Melemahkan Pucuk Kekuasaan dan Menguasai Bawahan 1
Dalam buku 48 Laws of Power, Robert Greene menyatakan bahwa seringkali, masalah berasal dari satu orang yang kuat, seperti pembuat onar, bawahan yang arogan, atau orang yang menyamar baik tetapi berniat buruk. Jika kita membiarkan orang seperti itu tetap berada di sekitar, pengaruh buruk mereka akan memengaruhi orang lain. Sebaiknya, jangan biarkan masalah menjadi lebih buruk, dan jangan coba untuk berbicara dengan mereka—mereka sulit diubah. Yang terbaik adalah mengurangi pengaruh mereka dengan menjauhkan atau mengusir mereka. Dengan melakukan itu, sumber masalah akan diatasi, dan orang-orang yang hanya mengikuti tanpa alasan yang kuat akan melemah dengan sendirinya.
Dalam sejarah kuno Athena, terdapat sebuah pendekatan unik untuk mengatasi individu yang menjadi sumber konflik dalam masyarakat. Konsep pengucilan atau pembuangan menjadi solusi yang diadopsi oleh warga Athena untuk menjaga keseimbangan dan harmoni dalam kota mereka.
Pada masa itu, masalah sering kali dapat ditelusuri kembali ke satu individu yang memiliki pengaruh negatif. Baik itu pembuat onar, bawahan arogan, atau pelemah inisiatif, mereka dianggap sebagai ancaman terhadap kohesi masyarakat. Orang Athena menyadari bahwa membiarkan individu seperti itu berada dalam masyarakat dapat menyebabkan perpecahan dan kekacauan di dalam kota. Oleh karena itu, mereka mengambil langkah tegas untuk mengisolasi atau mengusir individu tersebut sebelum masalahnya meruncing.
Jadi kisahnya, pada abad keenam SM, Athena mengalami transformasi politik setelah penggulingan tiran kecil yang mendominasi politik. Namun, seiring berjalannya waktu, muncul dilema baru: bagaimana mengatasi individu yang tidak peduli dengan kesatuan kota, hanya memikirkan diri sendiri, dan cenderung menciptakan ketegangan? Dalam menghadapi tantangan ini, warga Athena menciptakan tradisi unik dengan menggunakan “ostraka” atau potongan gerabah untuk mengekspresikan ketidaksetujuan terhadap individu yang dianggap merugikan.
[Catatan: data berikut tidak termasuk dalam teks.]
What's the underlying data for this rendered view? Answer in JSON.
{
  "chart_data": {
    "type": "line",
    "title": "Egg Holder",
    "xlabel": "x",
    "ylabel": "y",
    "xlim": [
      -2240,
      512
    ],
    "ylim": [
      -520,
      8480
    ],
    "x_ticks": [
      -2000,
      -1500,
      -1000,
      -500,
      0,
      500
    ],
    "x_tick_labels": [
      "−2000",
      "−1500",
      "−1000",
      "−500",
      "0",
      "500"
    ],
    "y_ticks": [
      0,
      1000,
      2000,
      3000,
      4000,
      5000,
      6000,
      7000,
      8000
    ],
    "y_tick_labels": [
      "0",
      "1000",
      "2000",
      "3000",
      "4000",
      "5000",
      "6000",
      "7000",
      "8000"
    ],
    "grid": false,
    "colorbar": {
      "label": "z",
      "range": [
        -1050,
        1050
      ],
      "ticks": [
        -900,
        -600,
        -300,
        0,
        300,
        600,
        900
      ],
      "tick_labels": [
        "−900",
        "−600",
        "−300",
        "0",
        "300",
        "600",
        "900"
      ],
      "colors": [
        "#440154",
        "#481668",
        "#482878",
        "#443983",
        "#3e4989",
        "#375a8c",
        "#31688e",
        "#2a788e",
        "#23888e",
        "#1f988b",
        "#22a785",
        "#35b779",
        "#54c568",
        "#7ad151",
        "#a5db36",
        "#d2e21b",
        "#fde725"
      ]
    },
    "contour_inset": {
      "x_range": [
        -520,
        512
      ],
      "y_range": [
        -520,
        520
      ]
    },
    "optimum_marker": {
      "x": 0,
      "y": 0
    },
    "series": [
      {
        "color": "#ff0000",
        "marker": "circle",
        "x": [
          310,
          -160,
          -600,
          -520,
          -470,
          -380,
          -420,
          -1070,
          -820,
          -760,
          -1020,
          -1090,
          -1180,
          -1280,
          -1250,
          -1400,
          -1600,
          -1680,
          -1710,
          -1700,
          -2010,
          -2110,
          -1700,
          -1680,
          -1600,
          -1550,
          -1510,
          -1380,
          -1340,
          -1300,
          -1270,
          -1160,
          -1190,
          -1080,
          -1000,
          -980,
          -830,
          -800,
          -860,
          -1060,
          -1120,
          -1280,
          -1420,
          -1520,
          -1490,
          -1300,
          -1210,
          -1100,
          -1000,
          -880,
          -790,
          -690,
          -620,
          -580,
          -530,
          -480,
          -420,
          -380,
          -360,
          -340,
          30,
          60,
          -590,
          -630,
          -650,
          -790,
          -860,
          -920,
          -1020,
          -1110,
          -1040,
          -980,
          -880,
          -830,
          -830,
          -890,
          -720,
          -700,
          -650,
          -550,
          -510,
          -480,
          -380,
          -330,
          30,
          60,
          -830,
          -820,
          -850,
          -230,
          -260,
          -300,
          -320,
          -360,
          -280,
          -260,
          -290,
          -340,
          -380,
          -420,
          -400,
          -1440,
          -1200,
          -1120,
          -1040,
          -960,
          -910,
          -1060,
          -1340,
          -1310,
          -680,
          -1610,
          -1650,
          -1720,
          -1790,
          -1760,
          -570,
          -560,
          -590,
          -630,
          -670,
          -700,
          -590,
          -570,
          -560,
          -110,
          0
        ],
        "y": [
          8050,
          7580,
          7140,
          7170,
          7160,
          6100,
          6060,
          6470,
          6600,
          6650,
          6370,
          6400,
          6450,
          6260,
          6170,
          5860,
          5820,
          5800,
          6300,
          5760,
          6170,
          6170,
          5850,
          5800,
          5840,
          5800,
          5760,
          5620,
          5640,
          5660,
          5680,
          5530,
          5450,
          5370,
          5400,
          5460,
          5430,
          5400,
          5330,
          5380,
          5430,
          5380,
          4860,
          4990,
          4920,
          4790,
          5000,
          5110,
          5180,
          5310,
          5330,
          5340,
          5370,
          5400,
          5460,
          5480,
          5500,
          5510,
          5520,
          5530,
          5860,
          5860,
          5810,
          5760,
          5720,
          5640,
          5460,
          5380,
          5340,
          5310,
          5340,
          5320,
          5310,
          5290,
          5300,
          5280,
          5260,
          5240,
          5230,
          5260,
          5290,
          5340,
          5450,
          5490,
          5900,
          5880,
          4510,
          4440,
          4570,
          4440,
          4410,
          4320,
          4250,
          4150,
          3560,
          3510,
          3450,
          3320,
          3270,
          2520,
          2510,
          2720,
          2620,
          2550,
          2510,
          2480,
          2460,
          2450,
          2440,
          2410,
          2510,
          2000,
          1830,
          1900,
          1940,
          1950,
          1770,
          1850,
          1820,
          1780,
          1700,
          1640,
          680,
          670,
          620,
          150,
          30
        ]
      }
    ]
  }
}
Proses pengucilan ini dilakukan setiap tahun di pasar, di mana warga menuliskan nama individu yang ingin mereka usir selama sepuluh tahun. Jika suara mencapai enam ribu, individu tersebut akan langsung diasingkan. Jika tidak, individu dengan jumlah suara terbanyak akan mengalami “pengucilan” sepuluh tahun. Pengusiran ini dianggap sebagai solusi yang lebih memuaskan dan tidak terlalu brutal untuk menangani keegoisan yang terlalu parah.
Sejarah Athena juga mencatat kasus-kasus pengucilan terkenal, seperti pengucilan terhadap Aristides pada tahun 482 SM. Meskipun Aristides adalah jenderal besar yang membantu mengalahkan Persia, sikapnya dianggap sombong dan menjengkelkan oleh warga Athena. Begitu pula dengan Themistocles, yang meskipun pernah meraih kemenangan besar, kesombongannya membuatnya dicap sebagai ancaman bagi keseimbangan kota.
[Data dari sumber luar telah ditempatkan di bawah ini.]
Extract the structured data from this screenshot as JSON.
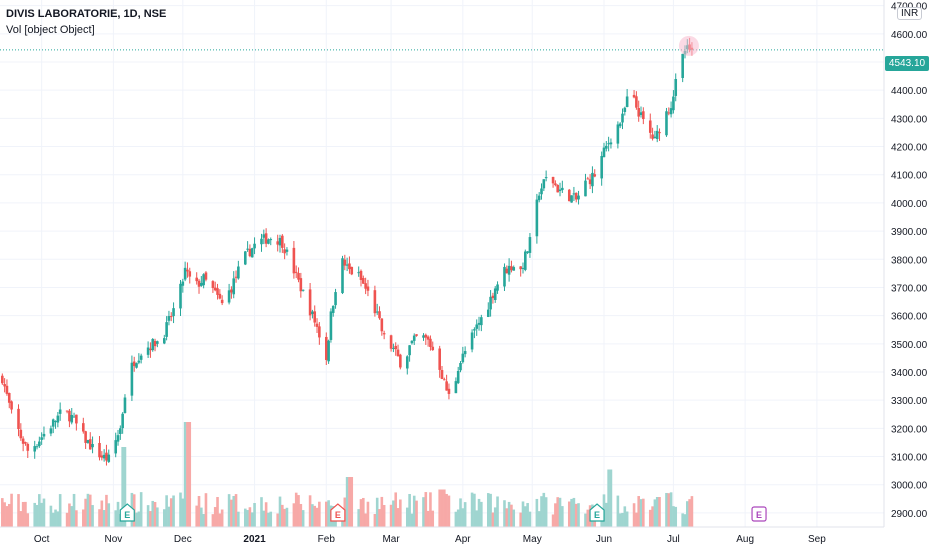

Namun, praktik pengucilan ini tidak berlangsung selamanya. Pada tahun 472 SM, nama Themistocles tercantum dalam “ostraka,” dan masyarakat kota membebaskan diri dari kehadirannya yang dianggap merusak. Ini menandai akhir dari praktik pengucilan yang telah menjadi salah satu kunci menjaga perdamaian di Athena selama hampir seratus tahun.
Pelajaran yang bisa diambil dari sejarah ini adalah pentingnya mengidentifikasi sumber konflik dalam masyarakat, atau kelompok yang lebih kecil, dan mengambil tindakan cepat sebelum masalahnya membesar. Tidak menunggu hingga konflik meluas, tetapi segera memisahkan individu yang potensial merusak keseimbangan. Meskipun pendekatan ini mungkin terlihat ekstrim, namun bagi masyarakat Athena, itu menjadi langkah yang efektif untuk menjaga perdamaian dan harmoni di tengah-tengah perubahan politik dan sosial.